Jean biegt ab in eine Seitenstraße. Vor einem Betonhaus warten bereits mehrere Jugendliche auf die SOS-Lieferung, sie heben die Säcke und Kartons von der Ladefläche, tragen sie durch enge Gassen zur Gemeinschaftsküche, wo Mütter aus der Nachbarschaft gemeinsam kochen. „Jeden Tag kommen 350 Kinder zum Mittagessen zu uns, weil ihre Eltern nicht ausreichend für sie sorgen können“, sagt Joseph Jean Dieufort. Er leitet ein Selbsthilfe-Komitee, zu viert kümmern sie sich um die Essenszubereitung und -verteilung, SOS-Sozialarbeiter unterstützen sie dabei. Meistens gibt es Mais und Bohnen mit etwas Fisch und Soße. „Die Kinder sind durch die Lebensmittellieferungen zum Glück nicht mehr unterernährt“, erzählt er. „Aber sie brauchen jetzt nicht nur etwas für den Magen, sondern auch etwas für den Kopf, die meisten können nicht zur Schule gehen.“
Noch bis Januar soll die Nothilfe der SOS-Kinderdörfer weiter laufen wie bisher und dann durch langfristige Aufbauprojekte ersetzt werden. Geplant ist die Basisversorgung von 40000 Kindern über mehrere Jahre durch den Ausbau der Familienhilfe, neue Gemeindezentren und Schulen. Drei wollen die SOS-Kinderdörfer allein in den nächsten drei Jahren bauen. Weitere sollen folgen. „Es gibt bei den Menschen sehr ernsthafte Bedürfnisse, die über die Nothilfe hinaus gehen“, sagt der neue SOS-Nationaldirektor Dionisio Pereira. Er sitzt in seinem provisorischen Büro in der Hermann-Gmeiner-Schule im SOS-Kinderdorf Santo, das Nationalbüro ist beim Beben eingestürzt. „In den Gemeindezentren wollen wir Familien dabei unterstützen, langfristig für sich selbst zu sorgen.“ Die Kinder werden dort weiterhin mit Lebensmitteln versorgt, die Eltern helfen beim Kochen, Putzen und Reparieren und können Alphabetisierungs-, Hygiene- und Ausbildungskurse belegen. „Wenn eine Mutter bei uns Nähen lernt, dann kann sie damit langfristig ihre ganze Familie durchbringen“, sagt Pereira. Für die Zukunft ist auch die Vergabe von Mikrokrediten geplant, in Kooperation mit anderen NGOs, damit sich im Umfeld der Gemeindezentren kleine Familienbetriebe entwickeln können.
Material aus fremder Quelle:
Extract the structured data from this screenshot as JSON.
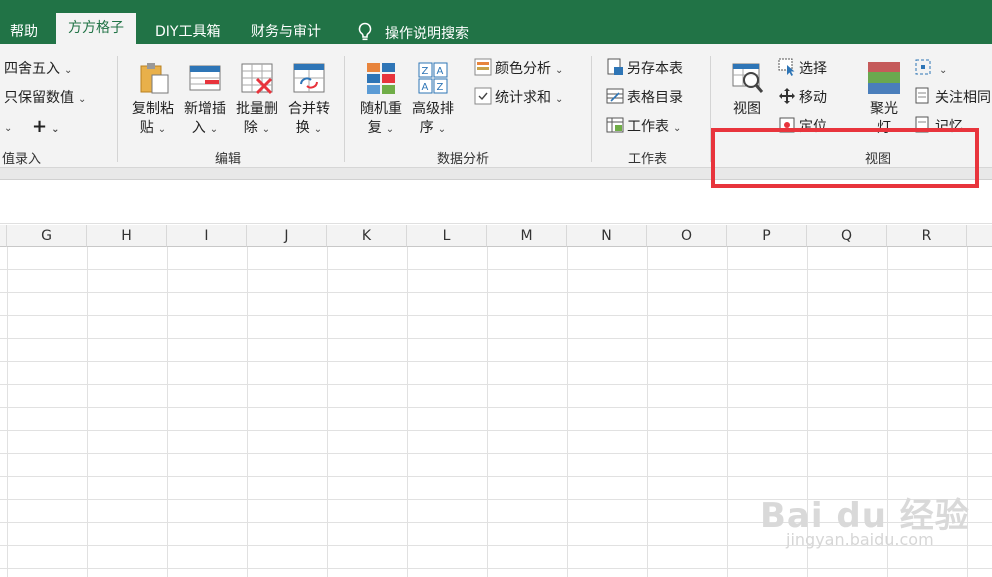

Pereira leitet eine internationale Gruppe von SOS-Mitarbeitern, die nach dem Erdbeben nach Haiti gekommen sind, um langfristige Aufbauprojekte anzuschieben und den SOS-Kinderdörfern dabei zu helfen, wieder zu einem geordneten Betrieb zurück zu kehren. Denn im Kinderdorf Santo ist nichts mehr, wie es vorher war, auch wenn die Gebäude unversehrt geblieben sind. In den Wochen nach dem Beben haben zeitweise bis zu 360 unbegleitete, elternlose und hilfsbedürftige Kinder im Kinderdorf Schutz und Betreuung gefunden, jetzt sind es noch 270, einige konnten wieder mit ihren Familien vereint werden.
Das Kinderdorf ist noch immer überfüllt, in den Familienhäusern kümmern sich SOS-Mütter um bis zu 20 Kinder, üblich sind zehn. Der Kindergarten versorgt 286 statt 125 Kinder und in der Hermann-Gmeiner-Schule unterrichten die Lehrer mehr als 900 statt 700 Kinder, zum Teil in Zelten, die Schule wird gerade erweitert. Um die Lage zu entspannen soll ein neues SOS-Kinderdorf entstehen, in der Hafenstadt Les Cayes im Süden des Landes, der Baustart ist für 2011 geplant. Nach Santo und Cap Haitien im Norden wird es das dritte in Haiti sein.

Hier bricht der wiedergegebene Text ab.